I used to fish the Afton area 12-15 years ago. What is the current status of the trout population? I know the dam letting loose twice at least pretty much wiped out the fish. Has it been restocked? My wife has on her bucket list to catch a trout on a fly rod and we will be in that area next weekend celebrating our 25th anniversary. Am I better off fishing the Sturgeon or the Black? Thank you


----------



## jaytothekizzay (Apr 1, 2002)

All 3 are good

Sent from my SM-N900V using Ohub Campfire mobile app


----------



## DanP (Mar 1, 2005)

Depending on the experience you wife has the pigeon and black would most likely be the easiest wade.


----------



## randall cobb (Jan 19, 2007)

Thank you


----------



## jaytothekizzay (Apr 1, 2002)

Had a nice time fishing the Pigeon this past weekend. Caught alot of smaller trout fishing dries. Water near Red Bridge was perfect... and trout were rising well.

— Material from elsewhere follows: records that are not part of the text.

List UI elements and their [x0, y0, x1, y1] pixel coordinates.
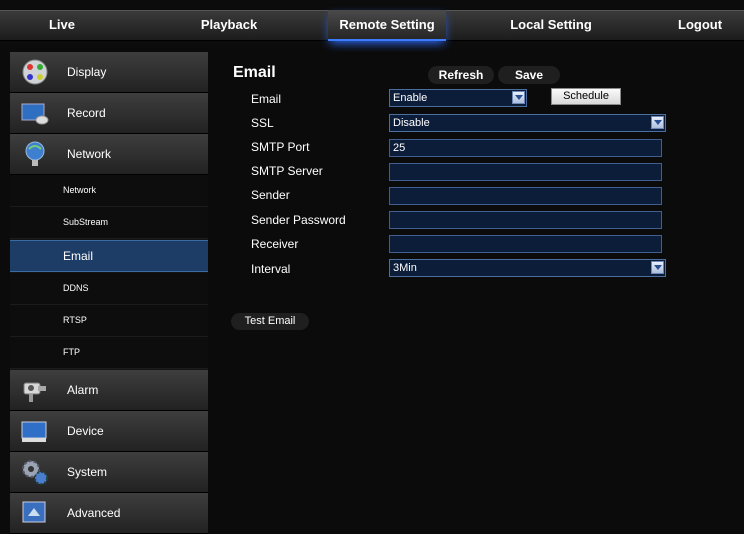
sidebar-subitem-label: Email — [63, 249, 94, 263]
sidebar-item-alarm[interactable]: Alarm — [10, 370, 208, 411]
top-navigation-bar: Live Playback Remote Setting Local Setti… — [0, 0, 744, 48]
sidebar-item-system[interactable]: System — [10, 452, 208, 493]
sidebar-item-label: System — [67, 465, 108, 479]
interval-select[interactable]: 3Min — [389, 259, 666, 277]
sidebar-subitem-label: DDNS — [63, 283, 89, 293]
sidebar-item-label: Record — [67, 106, 106, 120]
tab-logout[interactable]: Logout — [672, 10, 744, 39]
chevron-down-icon[interactable] — [651, 116, 664, 129]
smtp-server-label: SMTP Server — [251, 164, 323, 178]
sidebar-item-network[interactable]: Network — [10, 134, 208, 175]
network-icon — [25, 141, 45, 166]
sidebar-item-label: Device — [67, 424, 104, 438]
receiver-label: Receiver — [251, 237, 299, 251]
main-content: Email Refresh Save Email Enable Schedule… — [218, 52, 744, 526]
sidebar-item-advanced[interactable]: Advanced — [10, 493, 208, 534]
sidebar-subitem-ftp[interactable]: FTP — [10, 337, 208, 369]
receiver-input[interactable] — [389, 235, 662, 253]
tab-remote-setting[interactable]: Remote Setting — [328, 10, 446, 41]
sender-password-label: Sender Password — [251, 213, 346, 227]
sidebar-item-label: Alarm — [67, 383, 99, 397]
email-select[interactable]: Enable — [389, 89, 527, 107]
sidebar-subitem-label: SubStream — [63, 217, 109, 227]
sidebar-subitem-label: FTP — [63, 347, 80, 357]
tab-playback[interactable]: Playback — [189, 10, 269, 39]
advanced-icon — [22, 501, 46, 523]
sidebar-subitem-label: RTSP — [63, 315, 87, 325]
interval-select-value: 3Min — [393, 262, 417, 274]
smtp-port-label: SMTP Port — [251, 140, 310, 154]
sender-label: Sender — [251, 188, 290, 202]
ssl-select[interactable]: Disable — [389, 114, 666, 132]
ssl-select-value: Disable — [393, 117, 430, 129]
smtp-server-input[interactable] — [389, 163, 662, 181]
schedule-button[interactable]: Schedule — [551, 88, 621, 105]
tab-live[interactable]: Live — [32, 10, 92, 39]
display-icon — [22, 59, 48, 85]
test-email-button[interactable]: Test Email — [231, 313, 309, 330]
chevron-down-icon[interactable] — [651, 261, 664, 274]
sidebar-subitem-label: Network — [63, 185, 97, 195]
device-icon — [21, 421, 47, 442]
record-icon — [21, 103, 49, 125]
chevron-down-icon[interactable] — [512, 91, 525, 104]
sender-input[interactable] — [389, 187, 662, 205]
sidebar-subitem-ddns[interactable]: DDNS — [10, 273, 208, 305]
sender-password-input[interactable] — [389, 211, 662, 229]
sidebar-item-display[interactable]: Display — [10, 52, 208, 93]
smtp-port-input[interactable]: 25 — [389, 139, 662, 157]
sidebar-subitem-email[interactable]: Email — [10, 240, 208, 272]
email-label: Email — [251, 92, 282, 106]
sidebar-item-label: Advanced — [67, 506, 121, 520]
system-icon — [22, 460, 48, 485]
ssl-label: SSL — [251, 116, 274, 130]
sidebar-subitem-network[interactable]: Network — [10, 175, 208, 207]
alarm-icon — [23, 382, 46, 402]
page-title: Email — [233, 64, 276, 81]
interval-label: Interval — [251, 262, 291, 276]
email-select-value: Enable — [393, 92, 428, 104]
refresh-button[interactable]: Refresh — [428, 66, 494, 84]
sidebar-subitem-substream[interactable]: SubStream — [10, 207, 208, 239]
tab-local-setting[interactable]: Local Setting — [496, 10, 606, 39]
sidebar-item-record[interactable]: Record — [10, 93, 208, 134]
sidebar-item-label: Display — [67, 65, 107, 79]
sidebar-subitem-rtsp[interactable]: RTSP — [10, 305, 208, 337]
sidebar-item-device[interactable]: Device — [10, 411, 208, 452]
save-button[interactable]: Save — [498, 66, 560, 84]
sidebar-item-label: Network — [67, 147, 112, 161]
sidebar: Display Record Network Network SubStream… — [10, 52, 208, 534]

Sent from my SM-N900V using Ohub Campfire mobile app


----------



## randall cobb (Jan 19, 2007)

My wife caught her first 3 trout ever on a fly including an 11 inch brookie and a 15 inch brown in the Afton area. Both caught running a bead head streamer downstream as her casting skills are still developing LOL.


----------



## CHUCK n BUCK (Apr 6, 2004)

Never heard of Afton. I used to fish the area a lot. Might be hitting the Pigeon this weekend. Has the trout population recovered below Song of the Morning dam removal?


----------



## jaytothekizzay (Apr 1, 2002)

Still ALOT of silt up below the dam...but i did well way down stream last weekend

Sent from my SM-N900V using Ohub Campfire mobile app


----------



## jaytothekizzay (Apr 1, 2002)

Hes talking about Afton Rd.

Sent from my SM-N900V using Ohub Campfire mobile app


----------